Em High as Hope, Florence traz seus pés de volta ao chão

Jho Brunhara

Revisitar as memórias problemáticas e traumáticas da adolescência não é um trabalho psicológico fácil, mas existem certas feridas que só podem ser curadas através de um coração aberto. Florence Welch está de volta, acompanhada de fantasmas da adolescência e seus sentimentos do agora, amadurecidos e transformados em música. Com um trabalho muito mais curto que os anteriores, a cantora escreve e coproduz as 10 faixas de High as Hope, trazendo elementos sonoros que dialogam com outros momentos de sua carreira.

Em entrevista, Welch afirmou que gosta de pensar no novo material como um Lungs (seu disco de estreia) com dez anos de experiência. Realmente, as faixas orgânicas e os temas familiares reaproximam-se da cantora de 22 anos que compartilhava seus sentimentos e medos com o mundo, de forma despretensiosa à sua fama ainda não existente. Porém, dessa vez toda sua vida é revista pelo olhar de uma mulher de 31 anos que está sóbria e pronta para revelar a sinceridade de sua alma.

(Vincent Haycock)

Perdida no caos de um mundo carente de amor e mergulhada em traumas e problemas familiares, Florence canaliza todos os seus sentimentos e pensamentos para que esteja high as hope  (tão alta quanto a esperança), em um jogo de palavras que usa high como significado de estar chapada.

Desde a adolescência conturbada, Welch enfrentou problemas relacionados ao abuso de álcool e até outras drogas, também citados em faixas como Hunger, South London Forever e Grace. A ideia de uma adolescente inconsequente, sempre necessitando do uso de substâncias para se desconectar com mundo para viver o melhor de sua vida, é exposta e abandonada no processo de amadurecimento do disco.

Em conexão profunda com si mesma, Florence entende que as superficialidades da vida não trazem a felicidade que busca, nem preenchem o vazio deixado pelos seus traumas.

Foram necessários alguns anos para que todos os acontecimentos pudessem ser absorvidos, e agora trabalhados em sua poesia. A cantora revelou que o álbum inicialmente se chamaria The End of Love, que também é título de uma das faixas do álbum. O fim do amor, mas não do sentimento romântico, o fim de um amor carente e destrutivo – como abordado em Big God, uma ode moderna às mensagens lidas e não respondidas, e nas músicas Hunger e Grace.

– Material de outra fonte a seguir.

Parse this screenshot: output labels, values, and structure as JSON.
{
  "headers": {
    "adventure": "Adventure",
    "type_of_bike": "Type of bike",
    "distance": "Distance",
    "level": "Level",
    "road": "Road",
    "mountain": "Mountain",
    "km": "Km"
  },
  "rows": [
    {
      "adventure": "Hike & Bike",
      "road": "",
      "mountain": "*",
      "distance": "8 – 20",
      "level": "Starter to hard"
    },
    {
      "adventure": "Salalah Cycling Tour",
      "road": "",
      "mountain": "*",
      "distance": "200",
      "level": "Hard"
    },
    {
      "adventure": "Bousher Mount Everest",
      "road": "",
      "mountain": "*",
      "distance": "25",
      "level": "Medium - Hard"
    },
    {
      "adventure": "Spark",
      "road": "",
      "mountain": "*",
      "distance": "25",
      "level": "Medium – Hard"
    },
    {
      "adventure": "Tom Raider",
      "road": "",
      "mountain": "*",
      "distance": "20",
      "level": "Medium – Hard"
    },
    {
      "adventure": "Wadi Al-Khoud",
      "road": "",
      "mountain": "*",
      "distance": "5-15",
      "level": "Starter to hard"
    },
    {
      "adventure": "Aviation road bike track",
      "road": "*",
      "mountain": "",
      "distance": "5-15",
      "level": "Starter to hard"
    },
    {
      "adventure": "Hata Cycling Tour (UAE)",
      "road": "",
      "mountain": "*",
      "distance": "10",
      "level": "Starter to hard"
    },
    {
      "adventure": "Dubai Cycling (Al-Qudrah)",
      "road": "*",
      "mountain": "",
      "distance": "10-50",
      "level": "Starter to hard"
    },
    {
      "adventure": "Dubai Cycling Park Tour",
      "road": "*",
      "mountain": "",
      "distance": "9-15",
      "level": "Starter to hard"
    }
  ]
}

O amor relacionado a carência vem dos problemas de Florence com sua mãe e sua irmã, devido à fama e ao período de sua vida em que os vícios a consumiam.

Afastando-se da grandiloquência presente em Ceremonials (2011) – trabalho recheado de instrumentais pesados e faixas orquestradas –, dessa vez Welch apresenta um álbum quieto e calmo. Como em No Choir, a felicidade pode ser sutil, e é exatamente essa a intenção presente no disco. High as Hope não se preocupa com a estrutura de versos e refrões da música pop, e é tão livre quanto quem o canta.

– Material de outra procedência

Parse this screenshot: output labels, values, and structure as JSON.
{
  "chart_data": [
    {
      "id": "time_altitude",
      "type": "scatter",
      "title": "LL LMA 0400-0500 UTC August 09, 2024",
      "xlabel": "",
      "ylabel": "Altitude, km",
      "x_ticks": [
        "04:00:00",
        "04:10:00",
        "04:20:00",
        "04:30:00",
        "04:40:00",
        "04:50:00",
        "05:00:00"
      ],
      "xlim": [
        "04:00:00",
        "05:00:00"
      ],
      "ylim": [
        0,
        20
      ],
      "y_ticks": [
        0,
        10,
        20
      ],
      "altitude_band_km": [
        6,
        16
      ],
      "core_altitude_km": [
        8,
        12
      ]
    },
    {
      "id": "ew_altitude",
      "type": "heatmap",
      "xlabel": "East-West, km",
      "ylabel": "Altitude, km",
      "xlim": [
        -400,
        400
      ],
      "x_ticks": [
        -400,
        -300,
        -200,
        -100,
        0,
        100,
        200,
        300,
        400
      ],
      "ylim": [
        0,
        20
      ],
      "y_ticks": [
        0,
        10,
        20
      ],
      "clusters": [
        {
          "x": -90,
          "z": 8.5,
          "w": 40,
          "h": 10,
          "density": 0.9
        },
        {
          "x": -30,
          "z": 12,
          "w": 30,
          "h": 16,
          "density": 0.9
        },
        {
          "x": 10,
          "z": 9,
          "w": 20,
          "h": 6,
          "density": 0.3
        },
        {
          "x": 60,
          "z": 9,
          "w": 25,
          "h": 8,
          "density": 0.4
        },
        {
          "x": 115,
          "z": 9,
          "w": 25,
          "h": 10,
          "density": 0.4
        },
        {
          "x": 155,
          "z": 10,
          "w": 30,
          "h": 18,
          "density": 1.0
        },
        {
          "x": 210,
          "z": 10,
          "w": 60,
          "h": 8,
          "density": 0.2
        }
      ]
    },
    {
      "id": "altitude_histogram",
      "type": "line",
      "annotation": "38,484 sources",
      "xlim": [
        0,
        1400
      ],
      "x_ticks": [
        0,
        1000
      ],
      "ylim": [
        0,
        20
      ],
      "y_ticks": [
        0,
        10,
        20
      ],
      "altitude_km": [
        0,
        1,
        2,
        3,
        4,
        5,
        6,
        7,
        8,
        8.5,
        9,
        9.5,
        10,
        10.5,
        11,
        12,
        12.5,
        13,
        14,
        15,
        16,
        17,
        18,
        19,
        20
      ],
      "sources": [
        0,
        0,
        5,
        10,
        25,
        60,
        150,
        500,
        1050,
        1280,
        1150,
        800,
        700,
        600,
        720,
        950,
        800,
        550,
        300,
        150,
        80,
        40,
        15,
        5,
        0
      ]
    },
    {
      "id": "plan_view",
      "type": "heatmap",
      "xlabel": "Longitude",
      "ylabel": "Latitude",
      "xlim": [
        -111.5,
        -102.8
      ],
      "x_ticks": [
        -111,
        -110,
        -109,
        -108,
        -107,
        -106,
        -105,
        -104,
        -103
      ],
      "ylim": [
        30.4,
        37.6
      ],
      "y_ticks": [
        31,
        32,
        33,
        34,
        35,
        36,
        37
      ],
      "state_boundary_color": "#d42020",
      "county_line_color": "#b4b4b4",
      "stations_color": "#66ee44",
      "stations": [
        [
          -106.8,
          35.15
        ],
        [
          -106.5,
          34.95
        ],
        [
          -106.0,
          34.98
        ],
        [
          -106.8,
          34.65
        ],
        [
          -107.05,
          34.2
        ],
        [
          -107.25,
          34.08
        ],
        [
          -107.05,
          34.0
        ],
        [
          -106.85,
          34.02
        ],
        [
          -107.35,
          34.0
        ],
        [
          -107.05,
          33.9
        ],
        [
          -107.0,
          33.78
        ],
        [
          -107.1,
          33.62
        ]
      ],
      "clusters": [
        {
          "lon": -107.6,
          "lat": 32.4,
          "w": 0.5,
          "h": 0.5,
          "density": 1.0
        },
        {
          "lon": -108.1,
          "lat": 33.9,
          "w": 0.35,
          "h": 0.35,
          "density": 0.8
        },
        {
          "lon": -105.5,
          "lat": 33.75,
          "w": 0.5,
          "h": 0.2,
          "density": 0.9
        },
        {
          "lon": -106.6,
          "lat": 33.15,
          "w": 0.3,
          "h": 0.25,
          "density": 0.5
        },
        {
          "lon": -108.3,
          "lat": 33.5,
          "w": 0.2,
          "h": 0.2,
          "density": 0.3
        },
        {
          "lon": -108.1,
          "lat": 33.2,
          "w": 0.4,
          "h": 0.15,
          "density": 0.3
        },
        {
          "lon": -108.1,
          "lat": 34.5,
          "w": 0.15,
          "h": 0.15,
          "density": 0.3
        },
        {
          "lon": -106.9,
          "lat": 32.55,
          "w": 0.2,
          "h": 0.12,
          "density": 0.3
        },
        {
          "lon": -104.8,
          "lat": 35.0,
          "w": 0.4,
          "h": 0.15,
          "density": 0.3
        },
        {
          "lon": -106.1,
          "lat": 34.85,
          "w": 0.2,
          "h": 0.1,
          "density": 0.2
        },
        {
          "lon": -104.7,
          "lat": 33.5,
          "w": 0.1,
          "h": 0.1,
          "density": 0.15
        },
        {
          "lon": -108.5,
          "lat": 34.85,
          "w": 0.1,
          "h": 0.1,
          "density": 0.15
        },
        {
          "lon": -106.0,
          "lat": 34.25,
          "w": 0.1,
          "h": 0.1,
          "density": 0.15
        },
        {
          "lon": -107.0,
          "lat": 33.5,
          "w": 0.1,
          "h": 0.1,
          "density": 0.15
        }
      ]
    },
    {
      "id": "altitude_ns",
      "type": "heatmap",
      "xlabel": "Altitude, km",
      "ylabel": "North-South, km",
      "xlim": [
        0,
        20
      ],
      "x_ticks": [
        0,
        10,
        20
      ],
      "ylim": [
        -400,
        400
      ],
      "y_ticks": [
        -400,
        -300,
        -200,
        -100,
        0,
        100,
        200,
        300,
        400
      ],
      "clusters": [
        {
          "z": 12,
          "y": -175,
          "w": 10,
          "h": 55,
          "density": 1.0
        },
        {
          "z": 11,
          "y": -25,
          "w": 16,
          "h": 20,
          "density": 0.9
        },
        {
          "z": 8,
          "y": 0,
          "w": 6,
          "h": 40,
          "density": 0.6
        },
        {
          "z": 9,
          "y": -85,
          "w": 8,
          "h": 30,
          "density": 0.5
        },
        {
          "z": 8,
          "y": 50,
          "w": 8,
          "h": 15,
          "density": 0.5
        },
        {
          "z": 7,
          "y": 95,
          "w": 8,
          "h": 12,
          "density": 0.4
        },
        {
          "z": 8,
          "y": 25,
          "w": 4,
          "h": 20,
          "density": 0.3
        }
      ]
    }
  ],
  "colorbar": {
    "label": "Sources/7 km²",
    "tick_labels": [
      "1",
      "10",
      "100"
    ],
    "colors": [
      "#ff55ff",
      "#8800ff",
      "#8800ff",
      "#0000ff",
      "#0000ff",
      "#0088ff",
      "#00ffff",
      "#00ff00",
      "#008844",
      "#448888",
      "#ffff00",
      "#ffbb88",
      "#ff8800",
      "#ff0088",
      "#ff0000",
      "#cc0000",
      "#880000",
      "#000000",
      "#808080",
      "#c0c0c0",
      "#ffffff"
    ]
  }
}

E a simplicidade vai além: longe da persona mística criada ao longo dos anos, Florence coloca os pés no chão, despida de seu lirismo metafórico e de uma atmosfera esotérica, e traz músicas extremamente pessoais, cruas e sinceras, sendo impossível compreender a profundidade do álbum ouvindo-o uma única vez. Entendê-lo também é um processo.

Parece estranho, em primeiro momento, ouvir a voz da cantora sem camadas de reverb, harpas, orquestras, pianos, produção densa e os fantasmas e demônios que compõem a atmosfera de suas canções mais antigas. No entanto, no momento que se compreende que o trabalho de um artista é o reflexo de sua alma no momento da criação, High as Hope faz completo sentido.

O resultado é o disco mais coeso da britânica, em que se despedaçar é apenas mais uma parte do processo de se encontrar e construir seu entendimento da vida. Sóbria, honesta e extremamente humana, Florence deixa que se apresente a mulher por trás do mito, e a realidade se mostra tão poderosa quanto a fantasia.